= Júlia Volaufová =

Slovak statistician

Júlia Volaufová is a Slovak biostatistician whose research has applied statistics to questions involving food intake, dietary supplements, calorie restriction, body weight, and diabetes. Her more theoretical interests include mixed linear models, regression analysis, and statistical hypothesis testing. She is a professor emerita of biostatistics at the LSU Health Sciences Center New Orleans.

==Education and career==
Volaufová studied probability and mathematical statistics at Comenius University in Bratislava, earning the equivalent of a master's degree in 1974, a rerum naturalis doctor degree in 1975, and a candidate degree (equivalent to a PhD) in 1984, under the supervision of Lubomír Kubáček.

She became a researcher in the Institute of Measurement Science of the Slovak Academy of Sciences in 1974, one of "the first generation of scholars in statistics" in Czechoslovakia, and known for her organization of seminars and meetings in the country. Eventually, she became head of the Department of Theoretical Methods in the institute. With Kubáček and Ludmila Kubáčková, she coauthored the book Statistical Models with Linear Structures (Slovak Academy of Sciences, 1995).

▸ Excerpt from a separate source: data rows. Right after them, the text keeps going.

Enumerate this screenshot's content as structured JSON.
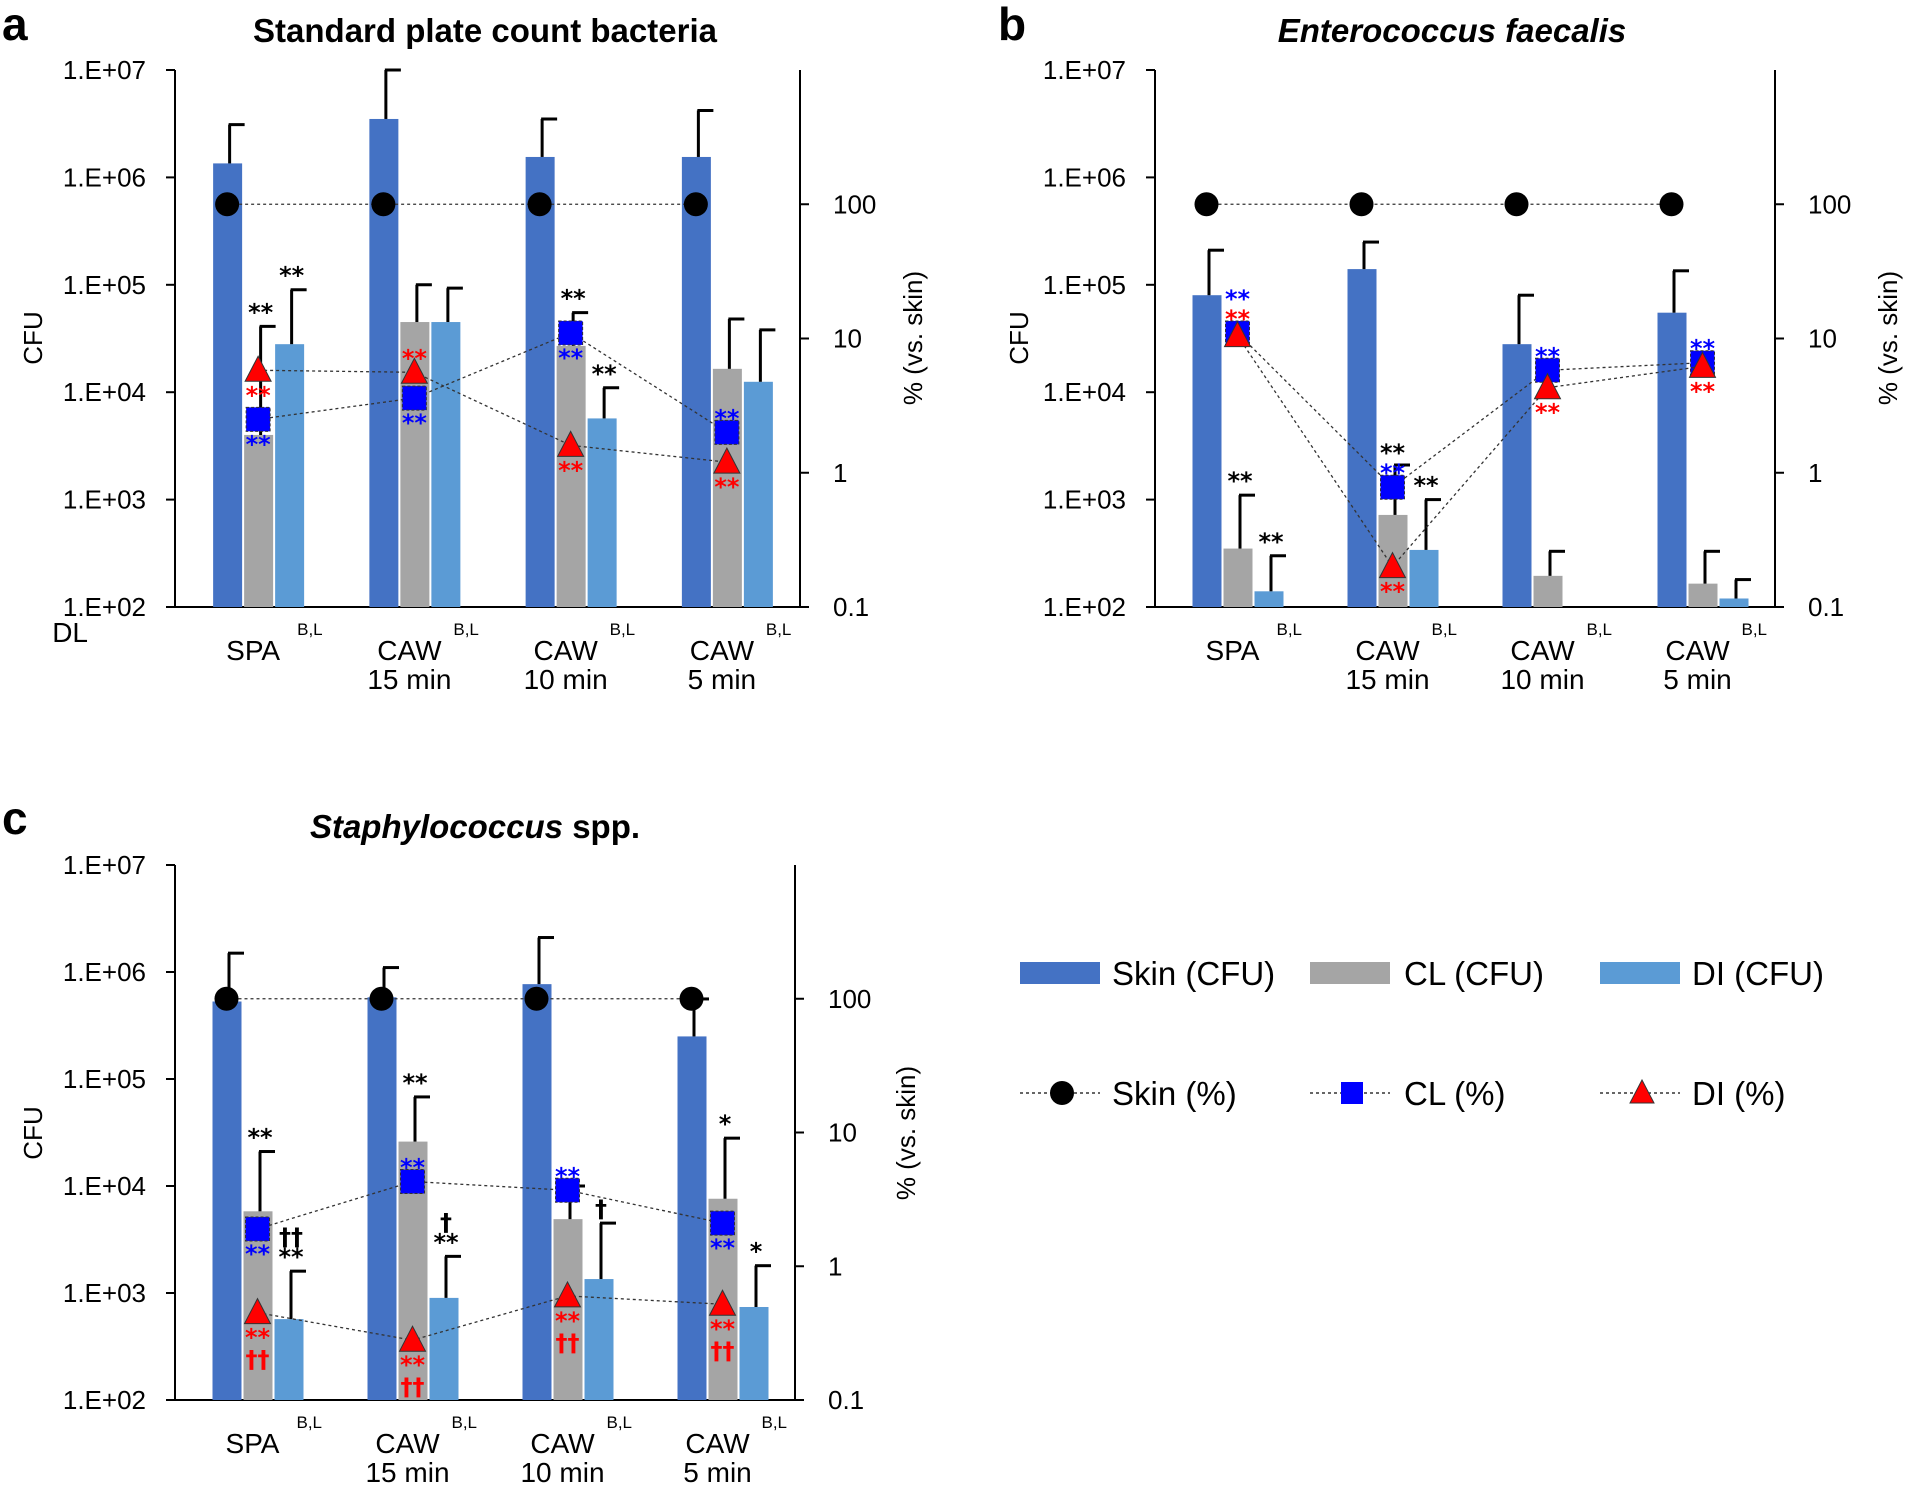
{
  "colors": {
    "skin_bar": "#4472c4",
    "cl_bar": "#a5a5a5",
    "di_bar": "#5b9bd5",
    "skin_marker": "#000000",
    "cl_marker": "#0000ff",
    "di_marker": "#ff0000",
    "sig_black": "#000000",
    "sig_blue": "#0000ff",
    "sig_red": "#ff0000"
  },
  "legend": {
    "bars": [
      "Skin (CFU)",
      "CL (CFU)",
      "DI (CFU)"
    ],
    "lines": [
      "Skin (%)",
      "CL (%)",
      "DI (%)"
    ]
  },
  "chart_data": [
    {
      "panel": "a",
      "type": "bar",
      "title": "Standard plate count bacteria",
      "title_italic": false,
      "ylabel": "CFU",
      "y2label": "% (vs. skin)",
      "yscale": "log",
      "ylim": [
        100,
        10000000
      ],
      "yticks": [
        "1.E+07",
        "1.E+06",
        "1.E+05",
        "1.E+04",
        "1.E+03",
        "1.E+02"
      ],
      "y2lim": [
        0.1,
        1000
      ],
      "y2ticks": [
        "100",
        "10",
        "1",
        "0.1"
      ],
      "dl_label": "DL",
      "categories": [
        {
          "line1": "SPA",
          "line2": "",
          "sup": "B,L"
        },
        {
          "line1": "CAW",
          "line2": "15 min",
          "sup": "B,L"
        },
        {
          "line1": "CAW",
          "line2": "10 min",
          "sup": "B,L"
        },
        {
          "line1": "CAW",
          "line2": "5 min",
          "sup": "B,L"
        }
      ],
      "series": [
        {
          "name": "Skin (CFU)",
          "values": [
            1350000,
            3500000,
            1550000,
            1550000
          ],
          "errors": [
            3100000,
            10000000,
            3500000,
            4200000
          ]
        },
        {
          "name": "CL (CFU)",
          "values": [
            4000,
            45000,
            27000,
            16500
          ],
          "errors": [
            41000,
            100000,
            55000,
            48000
          ]
        },
        {
          "name": "DI (CFU)",
          "values": [
            28000,
            45000,
            5700,
            12500
          ],
          "errors": [
            90000,
            93000,
            11000,
            38000
          ]
        }
      ],
      "pct_series": [
        {
          "name": "Skin (%)",
          "values": [
            100,
            100,
            100,
            100
          ]
        },
        {
          "name": "CL (%)",
          "values": [
            2.5,
            3.6,
            11,
            2.0
          ]
        },
        {
          "name": "DI (%)",
          "values": [
            5.8,
            5.6,
            1.6,
            1.2
          ]
        }
      ],
      "annotations": [
        {
          "cat": 0,
          "slot": "cl",
          "anchor": "err",
          "color": "black",
          "text": "**"
        },
        {
          "cat": 0,
          "slot": "di",
          "anchor": "err",
          "color": "black",
          "text": "**"
        },
        {
          "cat": 0,
          "slot": "cl",
          "anchor": "di_pct",
          "color": "red",
          "text": "**"
        },
        {
          "cat": 0,
          "slot": "cl",
          "anchor": "cl_pct",
          "color": "blue",
          "text": "**"
        },
        {
          "cat": 1,
          "slot": "cl",
          "anchor": "di_pct",
          "color": "red",
          "text": "**",
          "pos": "above"
        },
        {
          "cat": 1,
          "slot": "cl",
          "anchor": "cl_pct",
          "color": "blue",
          "text": "**"
        },
        {
          "cat": 2,
          "slot": "cl",
          "anchor": "err",
          "color": "black",
          "text": "**"
        },
        {
          "cat": 2,
          "slot": "cl",
          "anchor": "cl_pct",
          "color": "blue",
          "text": "**"
        },
        {
          "cat": 2,
          "slot": "di",
          "anchor": "err",
          "color": "black",
          "text": "**"
        },
        {
          "cat": 2,
          "slot": "cl",
          "anchor": "di_pct",
          "color": "red",
          "text": "**"
        },
        {
          "cat": 3,
          "slot": "cl",
          "anchor": "cl_pct",
          "color": "blue",
          "text": "**",
          "pos": "above"
        },
        {
          "cat": 3,
          "slot": "cl",
          "anchor": "di_pct",
          "color": "red",
          "text": "**"
        }
      ]
    },
    {
      "panel": "b",
      "type": "bar",
      "title": "Enterococcus faecalis",
      "title_italic": true,
      "ylabel": "CFU",
      "y2label": "% (vs. skin)",
      "yscale": "log",
      "ylim": [
        100,
        10000000
      ],
      "yticks": [
        "1.E+07",
        "1.E+06",
        "1.E+05",
        "1.E+04",
        "1.E+03",
        "1.E+02"
      ],
      "y2lim": [
        0.1,
        1000
      ],
      "y2ticks": [
        "100",
        "10",
        "1",
        "0.1"
      ],
      "categories": [
        {
          "line1": "SPA",
          "line2": "",
          "sup": "B,L"
        },
        {
          "line1": "CAW",
          "line2": "15 min",
          "sup": "B,L"
        },
        {
          "line1": "CAW",
          "line2": "10 min",
          "sup": "B,L"
        },
        {
          "line1": "CAW",
          "line2": "5 min",
          "sup": "B,L"
        }
      ],
      "series": [
        {
          "name": "Skin (CFU)",
          "values": [
            80000,
            140000,
            28000,
            55000
          ],
          "errors": [
            210000,
            250000,
            80000,
            135000
          ]
        },
        {
          "name": "CL (CFU)",
          "values": [
            350,
            720,
            195,
            165
          ],
          "errors": [
            1100,
            2100,
            330,
            330
          ]
        },
        {
          "name": "DI (CFU)",
          "values": [
            140,
            340,
            100,
            120
          ],
          "errors": [
            300,
            1000,
            null,
            180
          ]
        }
      ],
      "pct_series": [
        {
          "name": "Skin (%)",
          "values": [
            100,
            100,
            100,
            100
          ]
        },
        {
          "name": "CL (%)",
          "values": [
            11,
            0.78,
            5.8,
            6.6
          ]
        },
        {
          "name": "DI (%)",
          "values": [
            10.5,
            0.2,
            4.3,
            6.2
          ]
        }
      ],
      "annotations": [
        {
          "cat": 0,
          "slot": "cl",
          "anchor": "cl_pct",
          "color": "blue",
          "text": "**",
          "pos": "above2"
        },
        {
          "cat": 0,
          "slot": "cl",
          "anchor": "cl_pct",
          "color": "red",
          "text": "**",
          "pos": "above"
        },
        {
          "cat": 0,
          "slot": "cl",
          "anchor": "err",
          "color": "black",
          "text": "**"
        },
        {
          "cat": 0,
          "slot": "di",
          "anchor": "err",
          "color": "black",
          "text": "**"
        },
        {
          "cat": 1,
          "slot": "cl",
          "anchor": "cl_pct",
          "color": "black",
          "text": "**",
          "pos": "above2"
        },
        {
          "cat": 1,
          "slot": "cl",
          "anchor": "cl_pct",
          "color": "blue",
          "text": "**",
          "pos": "above"
        },
        {
          "cat": 1,
          "slot": "di",
          "anchor": "err",
          "color": "black",
          "text": "**"
        },
        {
          "cat": 1,
          "slot": "cl",
          "anchor": "di_pct",
          "color": "red",
          "text": "**"
        },
        {
          "cat": 2,
          "slot": "cl",
          "anchor": "cl_pct",
          "color": "blue",
          "text": "**",
          "pos": "above"
        },
        {
          "cat": 2,
          "slot": "cl",
          "anchor": "di_pct",
          "color": "red",
          "text": "**"
        },
        {
          "cat": 3,
          "slot": "cl",
          "anchor": "cl_pct",
          "color": "blue",
          "text": "**",
          "pos": "above"
        },
        {
          "cat": 3,
          "slot": "cl",
          "anchor": "di_pct",
          "color": "red",
          "text": "**"
        }
      ]
    },
    {
      "panel": "c",
      "type": "bar",
      "title": "Staphylococcus spp.",
      "title_italic_part": "Staphylococcus",
      "title_rest": " spp.",
      "ylabel": "CFU",
      "y2label": "% (vs. skin)",
      "yscale": "log",
      "ylim": [
        100,
        10000000
      ],
      "yticks": [
        "1.E+07",
        "1.E+06",
        "1.E+05",
        "1.E+04",
        "1.E+03",
        "1.E+02"
      ],
      "y2lim": [
        0.1,
        1000
      ],
      "y2ticks": [
        "100",
        "10",
        "1",
        "0.1"
      ],
      "categories": [
        {
          "line1": "SPA",
          "line2": "",
          "sup": "B,L"
        },
        {
          "line1": "CAW",
          "line2": "15 min",
          "sup": "B,L"
        },
        {
          "line1": "CAW",
          "line2": "10 min",
          "sup": "B,L"
        },
        {
          "line1": "CAW",
          "line2": "5 min",
          "sup": "B,L"
        }
      ],
      "series": [
        {
          "name": "Skin (CFU)",
          "values": [
            530000,
            580000,
            770000,
            250000
          ],
          "errors": [
            1500000,
            1100000,
            2100000,
            560000
          ]
        },
        {
          "name": "CL (CFU)",
          "values": [
            5800,
            26000,
            4900,
            7600
          ],
          "errors": [
            21000,
            68000,
            10000,
            28000
          ]
        },
        {
          "name": "DI (CFU)",
          "values": [
            570,
            900,
            1350,
            740
          ],
          "errors": [
            1600,
            2200,
            4500,
            1800
          ]
        }
      ],
      "pct_series": [
        {
          "name": "Skin (%)",
          "values": [
            100,
            100,
            100,
            100
          ]
        },
        {
          "name": "CL (%)",
          "values": [
            1.9,
            4.3,
            3.7,
            2.1
          ]
        },
        {
          "name": "DI (%)",
          "values": [
            0.45,
            0.28,
            0.6,
            0.52
          ]
        }
      ],
      "annotations": [
        {
          "cat": 0,
          "slot": "cl",
          "anchor": "err",
          "color": "black",
          "text": "**"
        },
        {
          "cat": 0,
          "slot": "cl",
          "anchor": "cl_pct",
          "color": "blue",
          "text": "**"
        },
        {
          "cat": 0,
          "slot": "di",
          "anchor": "err",
          "color": "black",
          "text": "**"
        },
        {
          "cat": 0,
          "slot": "di",
          "anchor": "err",
          "color": "black",
          "text": "††",
          "pos": "above2"
        },
        {
          "cat": 0,
          "slot": "cl",
          "anchor": "di_pct",
          "color": "red",
          "text": "**"
        },
        {
          "cat": 0,
          "slot": "cl",
          "anchor": "di_pct",
          "color": "red",
          "text": "††",
          "pos": "below2"
        },
        {
          "cat": 1,
          "slot": "cl",
          "anchor": "err",
          "color": "black",
          "text": "**"
        },
        {
          "cat": 1,
          "slot": "cl",
          "anchor": "cl_pct",
          "color": "blue",
          "text": "**",
          "pos": "above"
        },
        {
          "cat": 1,
          "slot": "di",
          "anchor": "err",
          "color": "black",
          "text": "**"
        },
        {
          "cat": 1,
          "slot": "di",
          "anchor": "err",
          "color": "black",
          "text": "†",
          "pos": "above2"
        },
        {
          "cat": 1,
          "slot": "cl",
          "anchor": "di_pct",
          "color": "red",
          "text": "**"
        },
        {
          "cat": 1,
          "slot": "cl",
          "anchor": "di_pct",
          "color": "red",
          "text": "††",
          "pos": "below2"
        },
        {
          "cat": 2,
          "slot": "cl",
          "anchor": "cl_pct",
          "color": "blue",
          "text": "**",
          "pos": "above"
        },
        {
          "cat": 2,
          "slot": "di",
          "anchor": "err",
          "color": "black",
          "text": "†"
        },
        {
          "cat": 2,
          "slot": "cl",
          "anchor": "di_pct",
          "color": "red",
          "text": "**"
        },
        {
          "cat": 2,
          "slot": "cl",
          "anchor": "di_pct",
          "color": "red",
          "text": "††",
          "pos": "below2"
        },
        {
          "cat": 3,
          "slot": "cl",
          "anchor": "err",
          "color": "black",
          "text": "*"
        },
        {
          "cat": 3,
          "slot": "cl",
          "anchor": "cl_pct",
          "color": "blue",
          "text": "**"
        },
        {
          "cat": 3,
          "slot": "di",
          "anchor": "err",
          "color": "black",
          "text": "*"
        },
        {
          "cat": 3,
          "slot": "cl",
          "anchor": "di_pct",
          "color": "red",
          "text": "**"
        },
        {
          "cat": 3,
          "slot": "cl",
          "anchor": "di_pct",
          "color": "red",
          "text": "††",
          "pos": "below2"
        }
      ]
    }
  ]
}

After visiting Louisiana State University beginning in 1994, she took a position as associate research professor in the Pennington Biomedical Research Center in 1997, and was promoted to full research professor in 2002. In 2004 she moved to the LSU Health Sciences Center New Orleans as professor of biostatistics, maintaining an adjunct affiliation with the Pennington Biomedical Research Center.

==Recognition==
Volaufová was named a Fellow of the American Statistical Association in 2011, recognizing "her excellence in the application of statistics and collaboration on research in biomedical fields; solicitous and challenging training of graduate students and professionals; organization of multiple international conferences; and persistent, effective efforts to preserve and promote the statistics community in the former Czechoslovakia and Central Europe".